Differing views on latest CCCFA reforms
There are some differing views on the latest CCCFA changes announced this week, but one thing sector players agree on is that "the devil will be in the detail."
Friday, September 6th 2024, 11:25AM
FinCap disappointed in safe lending changes
FinCap is disappointed that the Consumer Affairs Minister has indicated changes to current legislation that could lead to directors and senior managers no longer being held personally liable for breaches of the Credit Contracts and Consumer Finance Act (CCCFA).
Currently, a director or senior manager can be fined up to $200,000 if their bank or finance company has inadequate processes in place to ensure it lends responsibly.
FinCap senior policy advisor Jake Lilley says financial mentors have observed that the due diligence duty and personal liability settings are likely a factor in lenders across small and large institutions taking community concerns about potential CCCFA breaches more seriously.
"We have recognised less irresponsible lending since the introduction of the due diligence duty and personal liability for decision makers at lenders," he says.
FinCap is also disappointed that the Minister’s earlier view that high-cost credit provisions should be lowered to contracts with 30% per annum interest has not transpired.
"Loans with over 30% per annum interest are high cost for most whānau and especially for those seeking financial mentor’s support.
However, we are pleased to see the high-cost credit protections endure through a change of Government. These are preventing a repetition of some of the most egregious and predatory lending from the past.
"FinCap will continue to work closely with regulators and encourage borrowers and their financial mentors to reporting irresponsible lending to the relevant regulator."
Meanwhile, Cabinet has also agreed to require consumer credit lenders to hold a licence with the Financial Markets Authority (FMA).
Lilley says FinCap supports this move.
"We believe licensing will allow the FMA to prevent irresponsible lending practices in a more timely manner. Now is also a good time to improve regulator visibility of debt collection markets through licensing.

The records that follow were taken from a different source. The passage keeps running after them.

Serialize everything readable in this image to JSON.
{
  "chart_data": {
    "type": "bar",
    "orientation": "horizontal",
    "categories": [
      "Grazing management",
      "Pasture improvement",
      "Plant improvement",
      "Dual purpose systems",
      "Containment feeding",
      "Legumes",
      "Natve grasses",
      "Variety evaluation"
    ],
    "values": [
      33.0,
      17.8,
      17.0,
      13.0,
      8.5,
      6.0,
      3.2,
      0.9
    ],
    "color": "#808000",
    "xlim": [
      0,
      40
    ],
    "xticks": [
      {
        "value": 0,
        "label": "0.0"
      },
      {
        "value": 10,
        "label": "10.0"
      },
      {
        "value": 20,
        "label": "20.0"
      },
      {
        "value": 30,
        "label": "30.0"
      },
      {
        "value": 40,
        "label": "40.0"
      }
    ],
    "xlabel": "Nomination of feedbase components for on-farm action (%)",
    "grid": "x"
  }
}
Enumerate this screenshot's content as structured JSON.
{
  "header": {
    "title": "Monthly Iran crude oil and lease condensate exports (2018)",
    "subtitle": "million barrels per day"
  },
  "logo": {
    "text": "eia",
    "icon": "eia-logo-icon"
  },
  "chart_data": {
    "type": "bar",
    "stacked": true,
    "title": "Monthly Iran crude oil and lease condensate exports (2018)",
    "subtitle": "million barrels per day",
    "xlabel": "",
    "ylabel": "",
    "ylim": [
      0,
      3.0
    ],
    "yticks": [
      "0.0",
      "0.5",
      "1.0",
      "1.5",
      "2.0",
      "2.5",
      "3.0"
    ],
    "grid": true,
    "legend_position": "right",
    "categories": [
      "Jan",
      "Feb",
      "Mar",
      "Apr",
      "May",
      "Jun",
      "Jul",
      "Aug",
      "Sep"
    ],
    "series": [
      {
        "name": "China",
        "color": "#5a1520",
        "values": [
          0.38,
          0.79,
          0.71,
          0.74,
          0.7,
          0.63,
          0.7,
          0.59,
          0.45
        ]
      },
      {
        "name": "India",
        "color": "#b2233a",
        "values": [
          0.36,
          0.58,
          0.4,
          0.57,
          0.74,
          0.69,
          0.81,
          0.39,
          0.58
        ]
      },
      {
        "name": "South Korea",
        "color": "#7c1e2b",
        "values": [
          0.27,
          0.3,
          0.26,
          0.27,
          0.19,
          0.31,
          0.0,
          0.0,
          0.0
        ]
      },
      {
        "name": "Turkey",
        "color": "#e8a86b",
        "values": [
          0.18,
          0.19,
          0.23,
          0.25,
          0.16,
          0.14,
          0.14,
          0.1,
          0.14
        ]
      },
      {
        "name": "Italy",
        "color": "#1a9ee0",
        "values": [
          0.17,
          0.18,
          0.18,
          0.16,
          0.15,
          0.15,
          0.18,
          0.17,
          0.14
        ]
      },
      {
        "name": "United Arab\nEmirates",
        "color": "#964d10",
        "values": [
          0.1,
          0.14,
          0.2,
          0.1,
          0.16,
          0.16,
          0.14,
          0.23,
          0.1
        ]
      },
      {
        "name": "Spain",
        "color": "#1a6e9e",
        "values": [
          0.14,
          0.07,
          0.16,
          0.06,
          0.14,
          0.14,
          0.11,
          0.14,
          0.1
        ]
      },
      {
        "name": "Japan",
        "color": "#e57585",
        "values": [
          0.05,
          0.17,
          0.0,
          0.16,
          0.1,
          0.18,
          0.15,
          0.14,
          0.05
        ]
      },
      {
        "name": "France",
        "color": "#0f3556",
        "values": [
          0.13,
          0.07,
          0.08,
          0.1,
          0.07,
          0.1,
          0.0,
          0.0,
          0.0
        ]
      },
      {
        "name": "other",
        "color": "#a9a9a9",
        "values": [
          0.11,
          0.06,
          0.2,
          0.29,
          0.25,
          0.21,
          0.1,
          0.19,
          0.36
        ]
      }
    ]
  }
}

"We want regulators to keep an eye on debt collectors and to prevent harrasment or coercion to meet unreasonable demands for payment that can potentially lead to child poverty."
Specialist lenders welcome financial reforms announcements
The Financial Services Federation (FSF) welcomes the Government’s announcement on further plans to make it easier for Kiwis to access responsibly-provided credit when they need it.
“Removing the substantial and unindemnifiable personal liability of directors and senior managers of consumer credit providers is a step in the right direction, says FSF Executive Director, Lyn McMorran.
“We support fair and robust enforcement penalties, however this has impacted the risk appetite for lenders and competition to banks, particularly for smaller lenders, as a $200,000.00 fine is a substantial personal liability for a director or senior manager of a small finance company.
“It’s ended up being a deterrent for good people to enter the sector and those already there to put their hand up for senior roles. It has not served New Zealand’s financial services system well, especially when we need to be boosting an environment for competition, and we are pleased that the Government is addressing this.
“These changes will still mean lenders have robust responsible lending obligations and must abide by the principle that they will not lend to people who cannot afford to repay, and enforcement of this law will be key.”
“In principle, we are not opposed to the transition of regulation for consumer credit transitioning from the Commerce Commission to the Financial Markets Authority.
“The devil will however be in the detail, and we look forward to seeing the draft legislation once the consultation period opens.
“One thing we will be watching closely will be the new cost to lenders, and advocating for fair compliance costs that consider proportionality, not a one-size-fits-all.”
A LAWYER'S VIEW
Minter Ellison says the reforms represent a significant shift in how lending is regulated, balancing the need for greater flexibility with the demand for responsible lending.
By alleviating personal liability concerns and adjusting the burden of proof for disclosure errors, the Government aims to make it easier for lenders to operate without compromising consumer protections.
At the same time, the introduction of new FMA licensing requirements and enhanced enforcement powers reflects the Government's continued commitment to regulating the financial services industry effectively. The improvements to dispute resolution schemes also signal an effort to create a more consumer-friendly financial landscape, offering borrowers clear avenues to seek help if disputes arise.
The reforms to the CCCFA will be welcomed by consumer lenders although the devil will be in the detail to see if they go far enough to alleviate all the perverse consequences of the existing regime.
Our leading CCCFA team has been working hard to advocate for a more balanced regime focussed more squarely on consumer protection and predatory lenders and will monitor these changes with interest.
For those lenders who are not currently required to hold a conduct licence for any part of their business, the licensing requirement will be a significant change.